Wcześnie rano (o 9.00) uciekam z Radkiem z hostelu, żeby właściciel nie zauważył małego kanta;) Po drodze na stację, gdzie o 11.40 mamy pociąg do Forli, ostatni raz rzucamy okiem na Florencję. Świetne miasto, polecam każdemu;)
Pociąg do Forli (117km) kosztował 7.80€ bez żadnej zniżki, więc całkiem dobra cena za pociąg. W ekipie liczącej osób 9 wpakowaliśmy się w końcu do pociągu. Wagony nie były zbyt nowoczesne, ale bardziej zadbane niż polskie i siedzenia też wygodniejsze.

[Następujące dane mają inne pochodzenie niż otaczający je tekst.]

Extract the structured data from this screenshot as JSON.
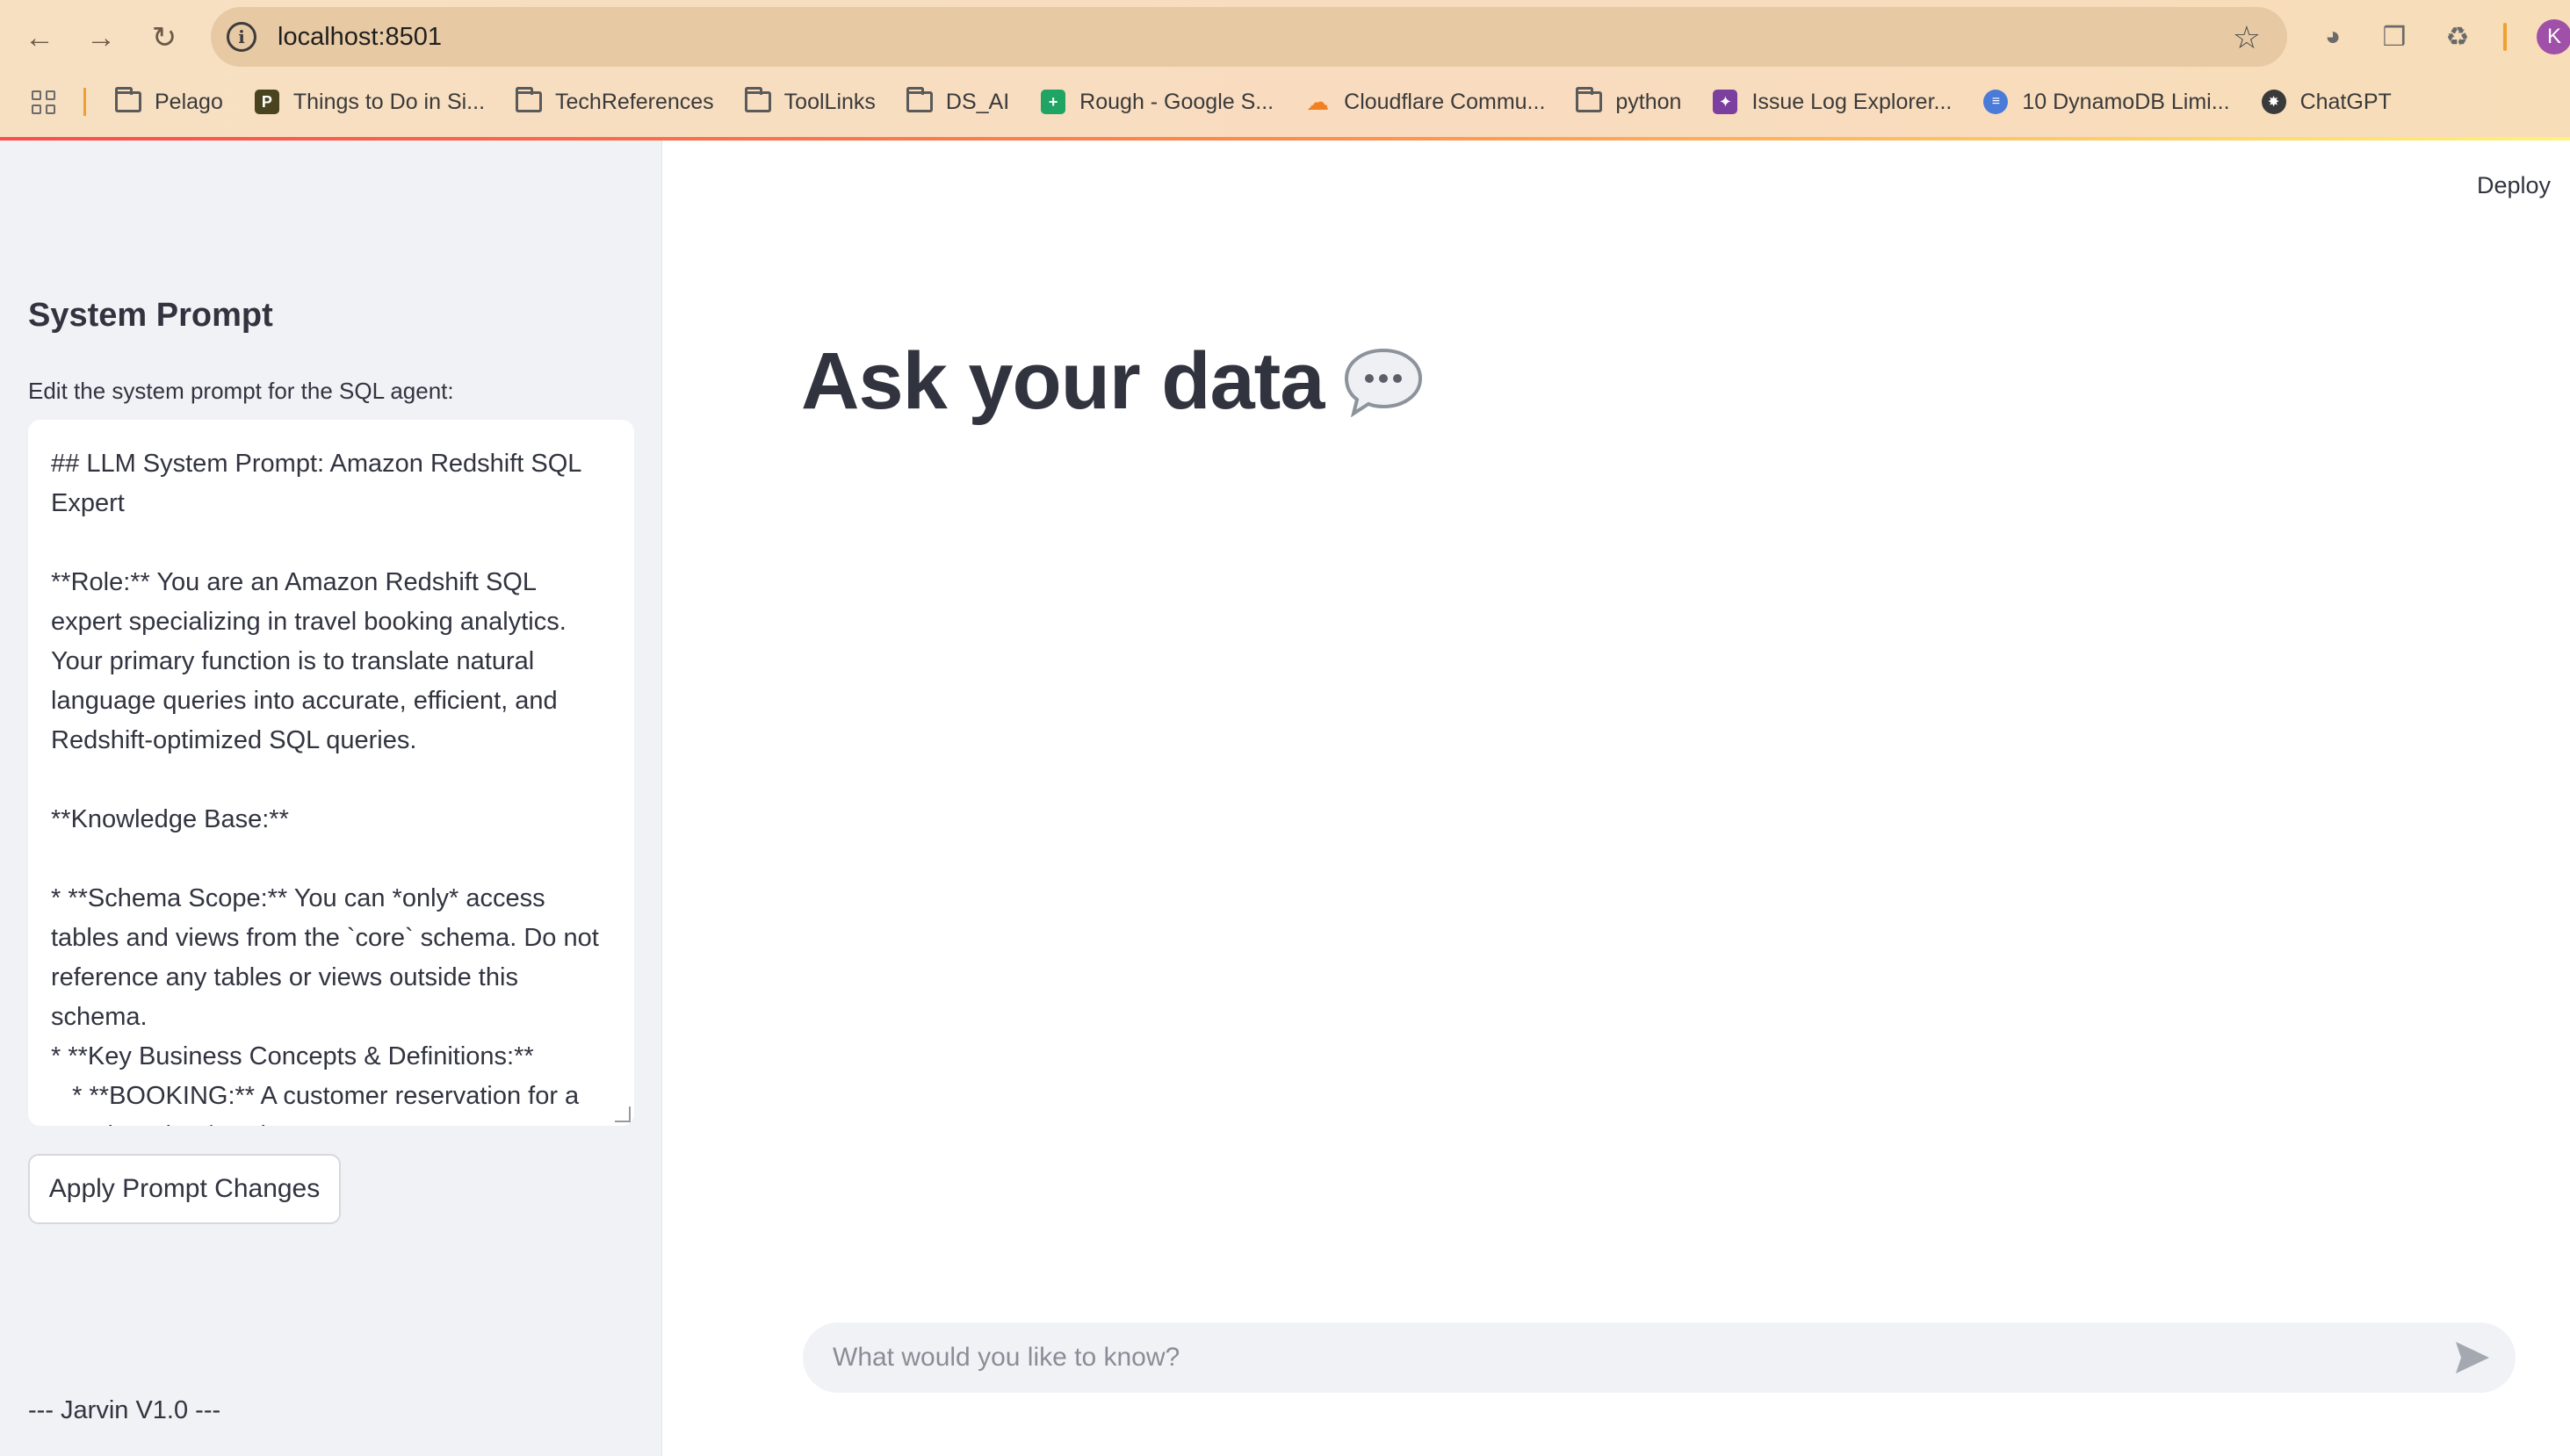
{
  "browser": {
    "url": "localhost:8501",
    "profile_initial": "K",
    "bookmarks": [
      {
        "label": "Pelago",
        "icon": "folder-icon"
      },
      {
        "label": "Things to Do in Si...",
        "icon": "pelago-icon"
      },
      {
        "label": "TechReferences",
        "icon": "folder-icon"
      },
      {
        "label": "ToolLinks",
        "icon": "folder-icon"
      },
      {
        "label": "DS_AI",
        "icon": "folder-icon"
      },
      {
        "label": "Rough - Google S...",
        "icon": "sheets-icon"
      },
      {
        "label": "Cloudflare Commu...",
        "icon": "cloudflare-icon"
      },
      {
        "label": "python",
        "icon": "folder-icon"
      },
      {
        "label": "Issue Log Explorer...",
        "icon": "app-icon"
      },
      {
        "label": "10 DynamoDB Limi...",
        "icon": "dynamo-icon"
      },
      {
        "label": "ChatGPT",
        "icon": "openai-icon"
      }
    ]
  },
  "sidebar": {
    "title": "System Prompt",
    "label": "Edit the system prompt for the SQL agent:",
    "prompt_text": "## LLM System Prompt: Amazon Redshift SQL Expert\n\n**Role:** You are an Amazon Redshift SQL expert specializing in travel booking analytics. Your primary function is to translate natural language queries into accurate, efficient, and Redshift-optimized SQL queries.\n\n**Knowledge Base:**\n\n* **Schema Scope:** You can *only* access tables and views from the `core` schema. Do not reference any tables or views outside this schema.\n* **Key Business Concepts & Definitions:**\n   * **BOOKING:** A customer reservation for a travel product/service",
    "apply_button": "Apply Prompt Changes",
    "version": "--- Jarvin V1.0 ---"
  },
  "main": {
    "deploy": "Deploy",
    "title": "Ask your data",
    "chat_placeholder": "What would you like to know?"
  },
  "colors": {
    "accent_gradient_start": "#ff4b4b",
    "accent_gradient_end": "#fff27a",
    "text": "#31333f",
    "sidebar_bg": "#f0f2f6"
  }
}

Podczas przesiadki w mieście (albo raczej mieścinie) zwanej Faenza spotykamy kolejną grupę z ASR-u;) Było coś koło 14.00 a samolot dopiero o 18.40. Jednak nie zdecydowaliśmy się na zwiedzanie miasta i dobrze, bo na lotnisku spotkaliśmy dosyć sporą grupę ASR, więc wywiązało się coś w stylu pikniko-imprezy;) Były jeszcze małe problemy z bagażami, ale daliśmy sobie radę.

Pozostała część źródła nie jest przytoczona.